I've posted about this study before, but as there are a fair number of new people on the board, it's worth repeating because it's one of the few studies that attempts to look at what happens in familial hypercholesterolemia without selection for early cardiovascular disease.
To explain this simply - most of the statistics you hear about FH are about people that are on registers of people with 'diagnosed' FH. The problem is that to be diagnosed with FH, one of the criteria is that you have a high cholesterol level. Another is that you have a close relative with early heart disease.

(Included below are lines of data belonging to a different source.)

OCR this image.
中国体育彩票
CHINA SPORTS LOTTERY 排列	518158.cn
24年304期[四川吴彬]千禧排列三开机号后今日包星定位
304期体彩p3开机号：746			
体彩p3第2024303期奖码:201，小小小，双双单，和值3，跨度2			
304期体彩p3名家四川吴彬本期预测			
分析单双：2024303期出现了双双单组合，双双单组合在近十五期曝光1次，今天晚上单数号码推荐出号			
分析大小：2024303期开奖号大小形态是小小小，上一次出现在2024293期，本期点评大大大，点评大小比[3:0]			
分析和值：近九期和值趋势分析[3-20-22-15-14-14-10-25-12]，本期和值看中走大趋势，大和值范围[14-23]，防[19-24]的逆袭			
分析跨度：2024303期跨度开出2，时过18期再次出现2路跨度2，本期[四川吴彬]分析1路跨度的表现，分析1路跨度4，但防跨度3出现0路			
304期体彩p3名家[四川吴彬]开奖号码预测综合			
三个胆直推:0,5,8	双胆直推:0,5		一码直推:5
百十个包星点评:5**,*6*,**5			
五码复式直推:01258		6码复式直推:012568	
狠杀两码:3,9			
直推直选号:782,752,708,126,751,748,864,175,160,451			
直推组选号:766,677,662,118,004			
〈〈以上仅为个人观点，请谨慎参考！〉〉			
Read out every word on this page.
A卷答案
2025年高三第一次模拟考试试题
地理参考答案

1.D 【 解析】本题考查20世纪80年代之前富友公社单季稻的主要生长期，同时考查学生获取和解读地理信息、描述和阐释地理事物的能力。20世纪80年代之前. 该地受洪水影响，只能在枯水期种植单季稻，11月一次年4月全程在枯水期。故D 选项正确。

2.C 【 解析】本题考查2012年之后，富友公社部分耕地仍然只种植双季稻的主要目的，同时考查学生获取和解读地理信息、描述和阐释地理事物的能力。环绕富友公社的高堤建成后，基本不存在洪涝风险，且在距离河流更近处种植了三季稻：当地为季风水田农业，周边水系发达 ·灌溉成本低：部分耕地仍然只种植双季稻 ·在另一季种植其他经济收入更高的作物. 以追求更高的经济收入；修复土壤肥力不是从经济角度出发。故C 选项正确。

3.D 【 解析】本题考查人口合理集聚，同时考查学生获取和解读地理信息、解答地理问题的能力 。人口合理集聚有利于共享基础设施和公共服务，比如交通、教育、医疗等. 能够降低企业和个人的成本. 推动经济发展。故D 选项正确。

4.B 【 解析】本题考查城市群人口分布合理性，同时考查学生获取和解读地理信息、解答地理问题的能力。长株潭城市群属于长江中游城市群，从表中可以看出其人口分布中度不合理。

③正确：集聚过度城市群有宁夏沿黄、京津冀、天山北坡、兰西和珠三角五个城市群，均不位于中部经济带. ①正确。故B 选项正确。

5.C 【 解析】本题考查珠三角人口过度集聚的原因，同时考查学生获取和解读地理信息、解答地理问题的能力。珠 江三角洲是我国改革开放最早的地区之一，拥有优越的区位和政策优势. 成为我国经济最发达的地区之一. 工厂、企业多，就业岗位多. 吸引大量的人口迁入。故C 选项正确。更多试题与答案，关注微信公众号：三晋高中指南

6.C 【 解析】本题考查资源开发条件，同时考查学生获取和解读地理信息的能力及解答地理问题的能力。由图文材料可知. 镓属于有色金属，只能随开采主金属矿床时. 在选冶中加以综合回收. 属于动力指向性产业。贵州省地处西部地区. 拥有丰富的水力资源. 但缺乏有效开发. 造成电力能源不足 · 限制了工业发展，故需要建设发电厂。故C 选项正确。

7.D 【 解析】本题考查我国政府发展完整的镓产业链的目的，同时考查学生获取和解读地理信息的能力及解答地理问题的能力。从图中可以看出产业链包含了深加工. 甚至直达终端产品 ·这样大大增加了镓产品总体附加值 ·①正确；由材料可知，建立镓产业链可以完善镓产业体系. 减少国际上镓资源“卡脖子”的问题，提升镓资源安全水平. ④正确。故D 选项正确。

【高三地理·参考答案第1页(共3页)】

What this leads to is that registers of people with supposed FH are in fact only basically registers of people with relatives with early heart disease. So there are two reasons why this may give a false picture of the risks of FH. One is that some factor OTHER than cholesterol is causing the early heart disease, such as another genetic mutation that those people share because they're relatives.
The second factor is that there could be huge amounts of people with FH mutations and high cholesterol who are never put on FH registers because they don't have relatives with early heart disease. We know 85% of people with FH are supposedly undiagnosed. What if that's because there's nothing wrong with them?
Anyway to the study, it's from the BMJ, so we know it's a legitimate study and it gets referenced all over the place.
Some key quotes:
Risk of death varies significantly among patients with familial hypercholesterolaemia. This large variability over time and between branches of the pedigree points to a strong interaction with environmental factors. Future research is required to identify patients with familial hypercholesterolaemia who are at extreme risk and need early and vigorous preventive measures.
What is already known on this topic Familial hypercholesterolaemia is associated with excess mortality in families of patients who present with cardiovascular disease
Population data are lacking
What this study adds: Many untreated patients with familial hypercholesterolaemia (about 40%) reach a normal life span
Standardised mortality ratio was normal in the 19th century and rose to a peak in the 1930s to 1960s
The variation in mortality suggests an interaction between genetic and environmental factors
And
Harlan et al described normal survival in a large pedigree with familial hypercholesterolaemia in 1966. They suggested that “the precocious onset of cardiovascular disease and the bad prognosis of familial hypercholesterolemia have been overemphasized because many of the early studies were of the relatives of patients who had sought medical attention.”These findings were largely ignored, and since then many studies have been done in probands (and relatives) who presented with symptoms of cardiovascular disease in lipid clinics. We found many affected people who had normal lifespans.